시간-도메인 인코더(104)는 다음과 같이 운용할 수 있다. 선형 예측 분석 필터는 선형 예측 코딩 분석기(130)에 의해 출력되는 선형 예측 계수에 따라 오디오 신호(112)의 시간-도메인 코딩 방식 부분들을 필터링할 수 있다. 선형 예측 분석 필터(144)의 출력에서, 따라서 여진 신호(150)가 유래한다. 여진 신호는 근사장치(146)에 의해 근사치가 계산된다. 특히, 근사장치(146)는 예를 들면, 즉, 선형 예측 코딩들에 따른 각각의 합성 필터를 각각의 연진 신호들 상으로 적용한 후에, 합성된 도메인 내의 한편으로는 여진 신호(150) 및 다른 한편으로는 코드북 지수(66)에 의해 정의되는 것과 같은 합성으로 발생된 여진 신호의 유래에 의해, 정의되는 일부 양자화 측정의 최소화 또는 최대화에 의한 것과 같이 여진 신호(150)의 근사치를 계산하기 위하여 코드북 지수 또는 다른 파라미터와 같은 코드를 설정한다. 양자화 측정은 선택적으로 인지적으로 더 관련된 주파수 대역들에서 인지적으로 강조되는 유도들일 수 있다. 근사장치(146)에 의해 코드 세트에 의해 결정되는 혁신 여진은 혁신 파라미터로 불릴 수 있다.The time-domain encoder 104 can operate as follows. The linear prediction analysis filter may filter time-domain-coded portions of the audio signal 112 according to the linear prediction coefficients output by the linear prediction coding analyzer 130. At the output of the linear prediction analysis filter 144, the excitation signal 150 is therefore derived. The excitation signal is approximated by the approximation device 146. In particular, the approximation device 146 may be configured to apply excitation signals 150 on the one hand in the synthesized domain and on the other hand, in the synthesized domain, after applying the respective synthesis filter, e.g., according to the linear predictive coding, To calculate an approximation of the excitation signal 150, such as by minimizing or maximizing some of the quantization measurements defined by the origin of the excitation signal generated synthetically as defined by the codebook exponent 66, Or other parameters. The quantization measurement may optionally be cognitively highlighted indications in more cognitively more relevant frequency bands. The innovation excitation determined by the code set by the approximation device 146 may be referred to as an innovation parameter.

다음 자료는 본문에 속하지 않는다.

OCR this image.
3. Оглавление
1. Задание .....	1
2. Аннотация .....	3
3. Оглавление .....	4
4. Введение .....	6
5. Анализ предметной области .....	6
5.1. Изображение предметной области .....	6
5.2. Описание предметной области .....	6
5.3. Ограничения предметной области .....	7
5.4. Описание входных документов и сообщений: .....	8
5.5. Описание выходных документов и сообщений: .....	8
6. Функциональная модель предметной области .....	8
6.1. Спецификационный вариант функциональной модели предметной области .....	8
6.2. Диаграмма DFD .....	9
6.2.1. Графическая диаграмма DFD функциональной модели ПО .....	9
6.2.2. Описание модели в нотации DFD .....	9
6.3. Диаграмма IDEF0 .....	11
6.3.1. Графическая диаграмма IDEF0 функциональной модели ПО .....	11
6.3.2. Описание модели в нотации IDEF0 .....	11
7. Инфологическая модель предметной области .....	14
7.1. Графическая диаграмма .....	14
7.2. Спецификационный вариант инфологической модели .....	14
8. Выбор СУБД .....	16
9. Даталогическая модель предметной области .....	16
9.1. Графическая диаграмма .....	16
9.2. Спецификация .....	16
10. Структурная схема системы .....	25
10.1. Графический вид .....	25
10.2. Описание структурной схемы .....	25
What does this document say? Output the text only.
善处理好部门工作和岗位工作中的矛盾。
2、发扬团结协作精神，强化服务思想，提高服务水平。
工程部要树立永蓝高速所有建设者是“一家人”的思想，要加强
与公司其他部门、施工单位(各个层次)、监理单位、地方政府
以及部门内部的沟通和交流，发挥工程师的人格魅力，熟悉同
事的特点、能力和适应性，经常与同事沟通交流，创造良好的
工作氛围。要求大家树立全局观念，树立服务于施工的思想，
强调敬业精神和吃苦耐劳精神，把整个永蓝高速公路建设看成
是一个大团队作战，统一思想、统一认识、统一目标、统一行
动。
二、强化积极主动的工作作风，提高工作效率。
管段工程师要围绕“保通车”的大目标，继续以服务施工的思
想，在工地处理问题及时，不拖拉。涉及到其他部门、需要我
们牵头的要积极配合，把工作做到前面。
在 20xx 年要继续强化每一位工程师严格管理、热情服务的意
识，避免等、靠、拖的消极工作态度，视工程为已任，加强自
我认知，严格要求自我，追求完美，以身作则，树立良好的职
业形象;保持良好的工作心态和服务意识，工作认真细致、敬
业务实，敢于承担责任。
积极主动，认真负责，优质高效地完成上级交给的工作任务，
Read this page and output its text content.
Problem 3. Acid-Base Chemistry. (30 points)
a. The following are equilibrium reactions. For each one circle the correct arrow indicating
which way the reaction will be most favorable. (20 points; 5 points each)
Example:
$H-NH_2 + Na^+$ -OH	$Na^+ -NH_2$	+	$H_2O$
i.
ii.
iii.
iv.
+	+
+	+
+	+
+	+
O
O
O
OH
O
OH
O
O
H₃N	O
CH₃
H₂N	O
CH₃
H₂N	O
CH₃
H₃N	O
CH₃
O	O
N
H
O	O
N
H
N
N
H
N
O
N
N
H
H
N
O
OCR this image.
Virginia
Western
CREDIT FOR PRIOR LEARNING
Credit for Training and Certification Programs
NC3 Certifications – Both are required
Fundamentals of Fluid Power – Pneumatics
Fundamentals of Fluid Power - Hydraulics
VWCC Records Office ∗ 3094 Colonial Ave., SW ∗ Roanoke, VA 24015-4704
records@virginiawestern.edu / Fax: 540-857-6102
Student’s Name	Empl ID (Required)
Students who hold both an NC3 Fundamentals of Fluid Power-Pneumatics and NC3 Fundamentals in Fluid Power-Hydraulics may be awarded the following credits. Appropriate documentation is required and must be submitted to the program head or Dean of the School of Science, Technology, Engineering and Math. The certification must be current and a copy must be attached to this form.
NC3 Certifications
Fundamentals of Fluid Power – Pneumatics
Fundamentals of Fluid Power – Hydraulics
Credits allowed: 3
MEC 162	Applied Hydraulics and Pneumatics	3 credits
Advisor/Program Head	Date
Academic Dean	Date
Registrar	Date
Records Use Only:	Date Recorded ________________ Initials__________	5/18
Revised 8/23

따라서, 근사장치(146)는 예를 들면, 프레임 방식 구문 요소(122)를 거쳐 그것과 관련된 시간-도메인 코딩 방식을 갖는 상응하는 프레임들 내로 삽입되도록 하기 위하여 시간-도메인 프레임 코딩 방식 당 하나 또는 그 이상의 혁신 파라미터를 출력할 수 있다. 차례로, 주파수-도메인 인코더(106)는 다음과 같이 운용할 수 있다. 변환기(132)는 부분 당 또는 그 이상의 스펙트럼을 획득하기 위하여 예를 들면, 겹침 변환을 사용하여 오디오 신호(112)의 주파수-도메인 부분들을 변환한다. 변환기(132)의 출력에서 결과로서 생기는 스펙트로그램은 선형 예측 코딩들에 따라 스펙트로그램을 표현하는 스펙트럼의 시퀀스를 형상화하는 주파수 도메인 잡음 형상기(136)로 들어간다. 이를 위하여, 선형 예측 코딩 변환기(134)는 스펙트럼을 스펙트럼으로 가중하기 위하여 선형 예측 코딩 분석기(130)의 선형 예측 계수들을 주파수-도메인 가중 값들로 전환한다. 이번에, 스펙트럼 가중은 선형 예측 분석 필터의 전달 함수가 생기는 것과 같이 실행된다. 즉, 선형 예측 코딩 계수들을 그리고 나서 스펙트럼 출력을 세분하는데 사용될 수 있는 스펙트럼 가중들로 전환하기 위하여 예를 들면, 홀수 이산 푸리에 변환이 사용될 수 있으며, 디코더 면에서 곱셈이 사용된다.Thus, the approximation device 146 may include one or more per-time-domain frame coding schemes to allow insertion into corresponding frames with a time-domain coding scheme associated therewith, for example, The above-mentioned innovation parameters can be outputted. In turn, the frequency-domain encoder 106 can operate as follows. The transformer 132 transforms the frequency-domain portions of the audio signal 112 using, for example, lapped transforms to obtain a spectrum per part or more. The resulting spectrogram at the output of the transducer 132 enters the frequency domain noise shaping unit 136, which shapes the sequence of spectra representing the spectrogram according to the linear predictive coding. To this end, the LPC transformer 134 converts the linear prediction coefficients of the LPC analyzer 130 to frequency-domain weighted values to weight the spectrum to the spectrum. This time, the spectral weighting is performed as if the transfer function of the linear prediction analysis filter occurs. That is, for example, an odd discrete Fourier transform can be used to convert the LPC coefficients into spectral weights that can then be used to refine the spectral output, and multiplication in the decoder plane is used.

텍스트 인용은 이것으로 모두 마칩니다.